“Anyone? Anyone?” a high-school teacher asks at the front of a classroom in Ferris Bueller’s Day Off. His dazed students, popping bubble gum and falling asleep, gaze toward the front of the room, unaware a question has been posed. After a moment’s pause, the teacher answers his own question and drones on with his lecture while his students fight to stay awake.
This scene, set in 1986, doesn’t show much esteem for the teaching profession. (The movie doesn't have much regard for administrators, either. Ferris continually outsmarts the cartoonishly spiteful Principal Rooney.) And yet, a recent poll found that adults believe that people respect teachers and administrators even less now than then did in the past. While 79 percent of Americans said students respected teachers when they were in school, only 31 percent believe students respect teachers today, according to a Harris Poll of 2,250 American adults.

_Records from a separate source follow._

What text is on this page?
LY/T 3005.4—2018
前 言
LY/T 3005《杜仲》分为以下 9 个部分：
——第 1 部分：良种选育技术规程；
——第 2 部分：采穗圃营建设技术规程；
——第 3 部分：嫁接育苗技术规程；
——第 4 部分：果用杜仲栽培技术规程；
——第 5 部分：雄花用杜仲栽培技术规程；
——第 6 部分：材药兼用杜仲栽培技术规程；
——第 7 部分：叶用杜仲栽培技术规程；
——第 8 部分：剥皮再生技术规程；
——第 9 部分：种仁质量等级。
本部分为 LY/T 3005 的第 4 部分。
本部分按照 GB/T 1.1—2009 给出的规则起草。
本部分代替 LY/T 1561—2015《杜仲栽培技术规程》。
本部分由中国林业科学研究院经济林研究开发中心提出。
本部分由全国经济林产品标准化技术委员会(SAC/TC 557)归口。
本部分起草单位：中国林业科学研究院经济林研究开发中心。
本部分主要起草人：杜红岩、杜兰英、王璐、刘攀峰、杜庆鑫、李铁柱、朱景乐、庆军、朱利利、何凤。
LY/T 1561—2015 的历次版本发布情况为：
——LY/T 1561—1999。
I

When they were in school, 91 percent of respondents said that parents and teachers respected each other, but when asked about today, only 49 percent said parents respect teachers and 64 percent said teachers respect parents.
Respondents continued to report a decline in trust between teachers and students: When they were in school, 86 percent said teachers respected students, but only 61 percent say that is true today. Eighty-eight percent said the administration respected teachers when they were in school, while 58 percent say that continues to be true in today’s schools.